Прочитав письмо, глава колледжа застыл, как громом пораженный, и не предпринял попыток скрыть его от жены. Наконец, придя в себя, он тяжело на нее уставился.
«Милдред, – заговорил он, – ты этому веришь?»
Она, с трудом встав, пылко отвечала:
«Поверить такому?! Милый Питер, как это могло прийти тебе в голову? Я бы не поверила, даже если бы все черти в аду поклялись по примеру совета вашего дьявольского колледжа, что ни на йоту не сомневаются, будто все так и было».
«Спасибо за эти отважные слова, – произнес он. – Пока они отражают твои мысли, в моей жизни, пусть мне и будет непросто, останется убежище, сулящее человеческое тепло. Пока ты в меня веришь, у меня хватит смелости бороться с этой низкой клеветой. Я не подам в отставку, ведь это выглядело бы как признание вины. Я посвящу себя доказательству истины, и в один прекрасный день она пробьет себе дорогу. Но как же тяжко будет тебе, которой я надеялся даровать счастье, делить жизнь изгоя! Я бы умолял тебя меня бросить, но знаю, что ты откажешься. Будущее тонет во мраке, но, кто знает, вдруг смелость и настойчивость при поддержке твоей любви приведут к счастливому завершению?»
Сначала Питер думал отыскать способ решить загадку. Он писал всем членам совета, торжественно заявляя о своей невиновности и требуя расследования. Большинство игнорировало его письма. Джонс, его соперник, проявлявший как будто чуть меньше враждебности, чем остальные, ответил, что расследование уже имело место, что все сообщили, как голосовали, и что без голоса главы колледжа все голоса разделились поровну. Разоблачительный вывод напрашивался сам собой, дальше расследовать было нечего. Питер обращался к юристам и сыщикам – тщетно: все считали его виноватым и не могли предложить ничего, что ослабило бы подозрение. Миссис Браун избегали наравне с ее мужем, причем к бойкоту присоединились даже немногие подруги ее девичества, жившие в Оксбридже. Рождение дочери, которое при иных обстоятельствах принесло бы радость, только добавило мучений: как таким родителям было облегчить ребенку жизнь? В отчаянии они нарекли ее Кэтрин, боясь, что ее колесуют, как святую Екатерину Александрийскую. Заводить второго ребенка в этом беспросветном мраке они не стали, сочтя это легкомыслием и жестокостью. В те времена, при их убеждениях, это означало прекращение интимных отношений между мужем и женой. Любовь выжила, но совершенно безрадостная.
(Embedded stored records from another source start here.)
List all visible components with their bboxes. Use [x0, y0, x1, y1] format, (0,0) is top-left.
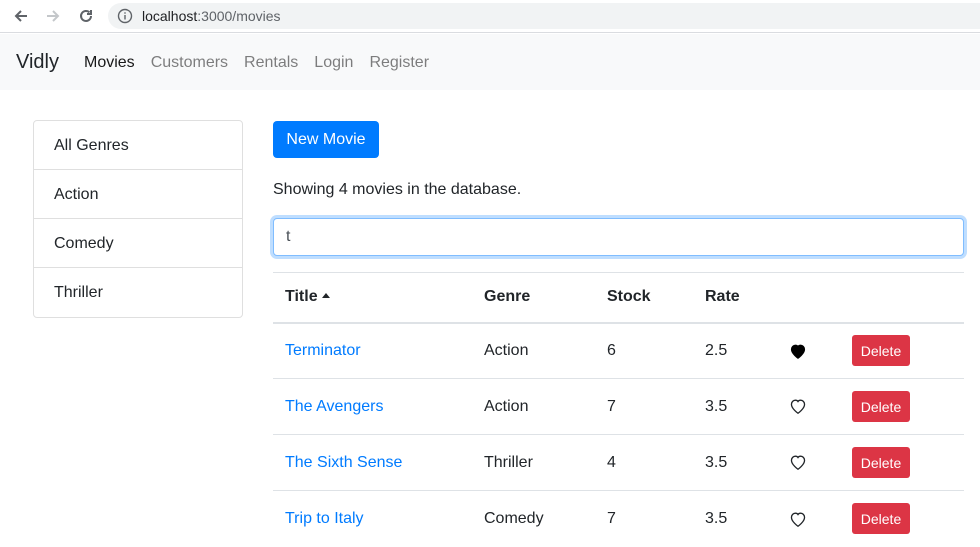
forward-arrow-icon[interactable]	[41, 4, 65, 28]
url-text: localhost:3000/movies	[142, 8, 281, 24]
heart-outline-icon[interactable]	[789, 454, 807, 471]
title-column-header[interactable]: Title	[273, 272, 472, 324]
movie-genre: Thriller	[472, 434, 595, 491]
heart-outline-icon[interactable]	[789, 398, 807, 415]
url-path: :3000/movies	[197, 8, 281, 24]
movie-genre: Action	[472, 322, 595, 379]
genre-item-all[interactable]: All Genres	[34, 121, 242, 170]
table-row: Terminator Action 6 2.5 Delete	[273, 322, 964, 379]
address-bar[interactable]: localhost:3000/movies	[108, 3, 980, 29]
movie-genre: Action	[472, 378, 595, 435]
nav-link-register[interactable]: Register	[369, 54, 429, 72]
reload-icon[interactable]	[74, 4, 98, 28]
genre-column-header[interactable]: Genre	[472, 272, 595, 324]
nav-link-movies[interactable]: Movies	[84, 54, 135, 72]
movie-rate: 3.5	[693, 490, 777, 547]
nav-link-customers[interactable]: Customers	[151, 54, 228, 72]
movie-rate: 3.5	[693, 434, 777, 491]
browser-toolbar: localhost:3000/movies	[0, 0, 980, 33]
rate-column-header[interactable]: Rate	[693, 272, 777, 324]
like-column-header	[777, 272, 840, 324]
genre-item-action[interactable]: Action	[34, 170, 242, 219]
delete-button[interactable]: Delete	[852, 503, 910, 535]
heart-outline-icon[interactable]	[789, 511, 807, 527]
movie-rate: 2.5	[693, 322, 777, 379]
table-row: The Avengers Action 7 3.5 Delete	[273, 378, 964, 435]
nav-links: Movies Customers Rentals Login Register	[84, 54, 445, 72]
table-header-row: Title Genre Stock Rate	[273, 272, 964, 324]
movie-title-link[interactable]: Trip to Italy	[285, 510, 364, 527]
delete-button[interactable]: Delete	[852, 335, 910, 367]
nav-link-rentals[interactable]: Rentals	[244, 54, 298, 72]
movie-stock: 6	[595, 322, 693, 379]
url-host: localhost	[142, 8, 198, 24]
search-input[interactable]	[273, 218, 964, 256]
app-navbar: Vidly Movies Customers Rentals Login Reg…	[0, 34, 980, 90]
movie-title-link[interactable]: The Sixth Sense	[285, 454, 402, 471]
movie-genre: Comedy	[472, 490, 595, 547]
movie-count-text: Showing 4 movies in the database.	[273, 181, 522, 198]
heart-filled-icon[interactable]	[789, 343, 807, 359]
movie-stock: 4	[595, 434, 693, 491]
genre-item-thriller[interactable]: Thriller	[34, 268, 242, 317]
movie-stock: 7	[595, 378, 693, 435]
movie-title-link[interactable]: Terminator	[285, 342, 361, 359]
movie-rate: 3.5	[693, 378, 777, 435]
genre-list: All Genres Action Comedy Thriller	[33, 120, 243, 318]
genre-item-comedy[interactable]: Comedy	[34, 219, 242, 268]
nav-link-login[interactable]: Login	[314, 54, 353, 72]
info-icon[interactable]	[117, 8, 133, 24]
back-arrow-icon[interactable]	[9, 4, 33, 28]
stock-column-header[interactable]: Stock	[595, 272, 693, 324]
table-row: The Sixth Sense Thriller 4 3.5 Delete	[273, 434, 964, 491]
delete-button[interactable]: Delete	[852, 447, 910, 478]
title-header-label: Title	[285, 288, 318, 306]
table-row: Trip to Italy Comedy 7 3.5 Delete	[273, 490, 964, 547]
brand-logo[interactable]: Vidly	[16, 51, 59, 74]
actions-column-header	[840, 272, 964, 324]
new-movie-button[interactable]: New Movie	[273, 121, 379, 158]
movies-table: Title Genre Stock Rate Terminator Action…	[273, 272, 964, 547]
delete-button[interactable]: Delete	[852, 391, 910, 422]
sort-asc-icon	[321, 293, 330, 299]
movie-stock: 7	[595, 490, 693, 547]
movie-title-link[interactable]: The Avengers	[285, 398, 383, 415]
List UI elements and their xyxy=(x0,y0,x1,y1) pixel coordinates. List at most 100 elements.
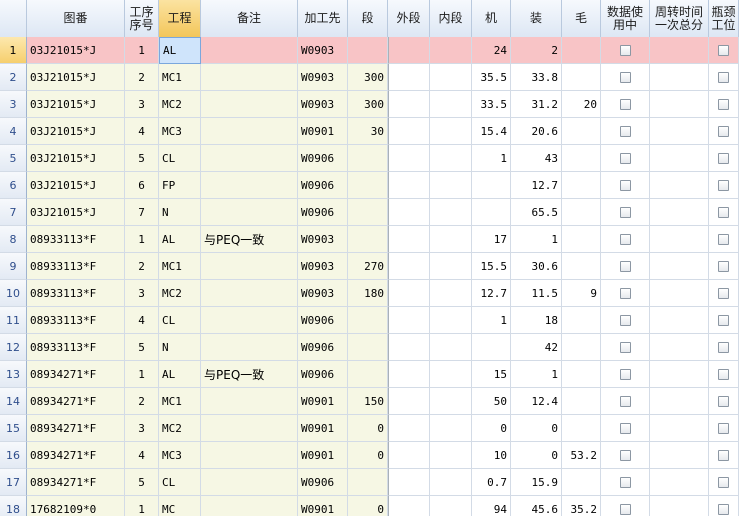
cell-note[interactable] xyxy=(201,64,298,91)
cell-assy[interactable]: 42 xyxy=(511,334,562,361)
cell-seq[interactable]: 3 xyxy=(125,91,159,118)
cell-seq[interactable]: 4 xyxy=(125,118,159,145)
cell-assy[interactable]: 31.2 xyxy=(511,91,562,118)
cell-note[interactable] xyxy=(201,253,298,280)
checkbox-quota[interactable] xyxy=(718,395,729,407)
cell-mao[interactable]: 35.2 xyxy=(562,496,601,516)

Шли годы, но улучшения не происходило. Миссис Браун неумолимо чахла и в конце концов умерла. Кэтрин, никогда не слышавшая смеха, уже к пяти годам обрела спокойную, молчаливую неподвижность 80-летней старухи. Отправлять ее в школу было нельзя: другие дети ее затравили бы. Ее учили сменявшие друг друга гувернантки-иностранки, приезжавшие из-за границы в неведении об особой ситуации и увольнявшиеся, едва в ней разобравшись. Скрыть от девочки факты было невозможно: смолчали бы родители – дали бы волю языкам слуги. Ее отец, особенно после смерти жены, не жалел для нее ласк в напрасных стараниях хотя бы отчасти скрасить ее изоляцию в обществе. Она отвечала ему горячей привязанностью, какую обычный ребенок делит между несколькими людьми. Достигнув возраста благоразумия, она воспылала страстью отомстить за отца, показать всему миру, с какой бесчеловечной свирепостью поступили с ним самозваные судьи, в чьей несправедливости она нисколько не сомневалась. Но дочь была так же бессильна, как и отец. Их взаимная любовь в тех тесных пределах, куда их заточил враждебный мир, не могла быть теплой и утешительной; оба терзались от страданий, оба чувствовали – хотя не произносили этого вслух, – что зрелище мучений другого делает их жизнь еще нестерпимее.